他廢我修為,奪我道侶,只為爭奪掌印弟子身份,逼得我常年逃遁,如戲耍一般……這是當年之事,也是因此我不得不逃入皓陽漩渦,這才進入到了蠻族世界。
而後我歸來,此人儘管並未再出手,但我每次回宗門祭祀師尊時,他都會尋一些麻煩,我修為不如他,當年之仇無法報復,只能忍受。
如之前的事,臨宗丟失寶物,也能算到我的頭上,若非我與寒東宗掌印大弟子有些交情,少不了要被此人再次羞辱。」
「西神宗,你要怎麼處理?」蘇銘看向錢辰。
「只殺他一人也可,若能……」錢辰一咬牙,神色露出猙獰,還沒等開口時,蘇銘點了點頭。
「我做人不講道理,只講情面,你開口了,西神宗……當滅。」蘇銘緩緩說道,這番話語一出,錢辰那裡倒吸口氣,他本想說的是若可以的話,最好也把對方幾個長輩暗中抹殺,但考慮到西神宗宗主的身份,便遲疑起來。
「還有麼?」蘇銘問道。
「還有……北濤宗,也是李天王麾下四宗之一,當年……」錢辰內心有些激動,他聽出了蘇銘的話語裡的隨意,隱隱猜測蘇銘的修為,此刻話語還沒說完,蘇銘那裡又點了點頭。
「北濤宗,還有麼?」
「還有楠塤宗,也是李天王……」
「好了,我把你說的這個李天王抹去,將其所有宗門抹去,可好?」
「呃……寒東宗對我還不錯……啊?抹去李天王,他……他可是滅境大成的強者,其修為之高難以想像,他……」錢辰說道這裡,再次倒吸口氣,呆呆的看著蘇銘,因為蘇銘對他再次說出了那三個字。
「還有麼?」
「沒……沒有了。

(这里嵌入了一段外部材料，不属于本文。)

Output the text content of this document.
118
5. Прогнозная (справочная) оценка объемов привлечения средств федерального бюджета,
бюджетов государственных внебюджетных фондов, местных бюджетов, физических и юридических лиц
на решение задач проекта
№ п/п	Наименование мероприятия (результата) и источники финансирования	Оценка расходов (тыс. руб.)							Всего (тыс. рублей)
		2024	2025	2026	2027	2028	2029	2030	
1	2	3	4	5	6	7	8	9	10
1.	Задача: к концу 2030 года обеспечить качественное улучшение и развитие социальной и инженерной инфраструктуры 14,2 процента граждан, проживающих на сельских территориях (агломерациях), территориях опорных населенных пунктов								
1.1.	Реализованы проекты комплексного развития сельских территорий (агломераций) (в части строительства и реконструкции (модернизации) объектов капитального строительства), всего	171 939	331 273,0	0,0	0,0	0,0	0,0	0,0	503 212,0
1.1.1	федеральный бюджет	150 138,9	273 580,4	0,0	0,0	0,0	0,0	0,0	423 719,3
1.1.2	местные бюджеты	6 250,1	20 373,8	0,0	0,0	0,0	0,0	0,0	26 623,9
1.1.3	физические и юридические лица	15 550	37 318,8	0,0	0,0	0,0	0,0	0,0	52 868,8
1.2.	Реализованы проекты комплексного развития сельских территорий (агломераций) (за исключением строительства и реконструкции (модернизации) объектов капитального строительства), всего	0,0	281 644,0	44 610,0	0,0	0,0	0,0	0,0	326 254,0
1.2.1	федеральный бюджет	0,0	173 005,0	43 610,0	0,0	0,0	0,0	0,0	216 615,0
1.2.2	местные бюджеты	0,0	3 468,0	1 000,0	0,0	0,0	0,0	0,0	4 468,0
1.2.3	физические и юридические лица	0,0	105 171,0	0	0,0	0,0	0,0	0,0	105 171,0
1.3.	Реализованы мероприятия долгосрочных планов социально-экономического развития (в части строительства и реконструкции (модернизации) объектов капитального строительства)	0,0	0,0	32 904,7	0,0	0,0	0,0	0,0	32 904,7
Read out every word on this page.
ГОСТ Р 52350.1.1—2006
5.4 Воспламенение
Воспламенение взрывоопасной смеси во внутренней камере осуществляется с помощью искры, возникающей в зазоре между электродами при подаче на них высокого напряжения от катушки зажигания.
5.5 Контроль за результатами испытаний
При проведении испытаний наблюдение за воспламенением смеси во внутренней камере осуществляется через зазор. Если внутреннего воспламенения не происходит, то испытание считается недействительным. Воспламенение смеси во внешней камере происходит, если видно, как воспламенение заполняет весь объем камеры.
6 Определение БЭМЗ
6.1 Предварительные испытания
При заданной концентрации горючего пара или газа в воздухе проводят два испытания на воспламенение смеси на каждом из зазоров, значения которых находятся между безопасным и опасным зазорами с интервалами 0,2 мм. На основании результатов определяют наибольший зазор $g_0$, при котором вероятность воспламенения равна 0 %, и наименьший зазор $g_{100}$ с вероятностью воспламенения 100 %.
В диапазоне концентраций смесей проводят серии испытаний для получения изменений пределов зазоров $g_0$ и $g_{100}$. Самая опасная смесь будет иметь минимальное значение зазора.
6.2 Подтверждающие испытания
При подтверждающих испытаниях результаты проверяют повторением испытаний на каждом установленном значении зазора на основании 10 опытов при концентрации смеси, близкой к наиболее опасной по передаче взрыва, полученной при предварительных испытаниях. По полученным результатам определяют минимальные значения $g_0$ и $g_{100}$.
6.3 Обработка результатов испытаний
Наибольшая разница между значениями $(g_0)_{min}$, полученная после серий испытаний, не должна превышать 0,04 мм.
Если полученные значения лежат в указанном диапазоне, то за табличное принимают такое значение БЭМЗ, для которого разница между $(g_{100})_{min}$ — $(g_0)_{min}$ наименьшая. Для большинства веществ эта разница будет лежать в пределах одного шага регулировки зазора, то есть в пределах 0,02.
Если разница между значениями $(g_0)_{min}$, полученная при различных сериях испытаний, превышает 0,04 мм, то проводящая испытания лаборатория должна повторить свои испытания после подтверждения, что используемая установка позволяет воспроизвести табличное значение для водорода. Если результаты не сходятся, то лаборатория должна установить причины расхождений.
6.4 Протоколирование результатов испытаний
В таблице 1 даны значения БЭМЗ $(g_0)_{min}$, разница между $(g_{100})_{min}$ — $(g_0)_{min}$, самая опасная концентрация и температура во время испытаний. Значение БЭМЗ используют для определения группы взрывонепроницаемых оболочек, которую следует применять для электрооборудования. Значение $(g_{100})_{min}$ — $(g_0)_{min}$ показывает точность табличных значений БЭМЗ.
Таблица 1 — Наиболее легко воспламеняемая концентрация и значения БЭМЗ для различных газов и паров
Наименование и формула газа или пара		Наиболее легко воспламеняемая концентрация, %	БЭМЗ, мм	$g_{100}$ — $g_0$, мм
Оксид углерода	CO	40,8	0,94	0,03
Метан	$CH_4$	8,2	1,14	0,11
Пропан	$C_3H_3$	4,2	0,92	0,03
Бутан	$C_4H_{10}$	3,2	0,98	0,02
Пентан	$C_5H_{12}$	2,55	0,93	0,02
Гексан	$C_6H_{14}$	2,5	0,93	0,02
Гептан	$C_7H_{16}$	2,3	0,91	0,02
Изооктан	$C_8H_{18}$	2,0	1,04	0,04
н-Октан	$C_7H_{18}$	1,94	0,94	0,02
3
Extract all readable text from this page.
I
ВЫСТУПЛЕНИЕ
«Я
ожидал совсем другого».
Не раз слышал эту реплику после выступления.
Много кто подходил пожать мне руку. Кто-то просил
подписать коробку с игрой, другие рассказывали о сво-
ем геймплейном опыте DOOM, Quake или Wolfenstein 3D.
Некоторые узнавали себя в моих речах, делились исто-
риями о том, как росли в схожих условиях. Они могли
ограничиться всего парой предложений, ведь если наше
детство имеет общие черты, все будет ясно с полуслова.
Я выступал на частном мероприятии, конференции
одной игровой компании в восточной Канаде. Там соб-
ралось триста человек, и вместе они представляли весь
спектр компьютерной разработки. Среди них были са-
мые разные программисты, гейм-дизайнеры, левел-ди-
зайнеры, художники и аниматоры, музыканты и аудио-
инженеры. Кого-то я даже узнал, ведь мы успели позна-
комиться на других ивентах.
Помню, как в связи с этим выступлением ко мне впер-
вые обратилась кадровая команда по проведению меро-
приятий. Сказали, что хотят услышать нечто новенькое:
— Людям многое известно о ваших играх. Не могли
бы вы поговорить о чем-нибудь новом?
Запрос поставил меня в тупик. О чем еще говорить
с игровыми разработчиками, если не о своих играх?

」錢辰內心顫抖,他忽然感覺有些恐懼,蘇銘的隨意,以他對蘇銘的瞭解,這絕不是刻意如此,而是……真的輕描淡寫。
抹去幾個宗門,抹去一個滅境大成的強者,如此的輕描淡寫,這足以說明蘇銘的修為之強,這讓錢辰呼吸急促,可還是有些不敢相信。
「李天王可是……」
「好了,先帶我去西神宗,你的樣子要處理一下,畢竟事後我會離開,而你還要在這裡。」蘇銘轉身,右手抬起在錢辰身上一揮,立刻錢辰的樣子剎那改變,化作了一個老者,甚至就連他的氣息也都變化,除非是在意志上超越蘇銘之人,否則……無人能看出這老者正是錢辰——
第二更送上了,求月票,求月餅!!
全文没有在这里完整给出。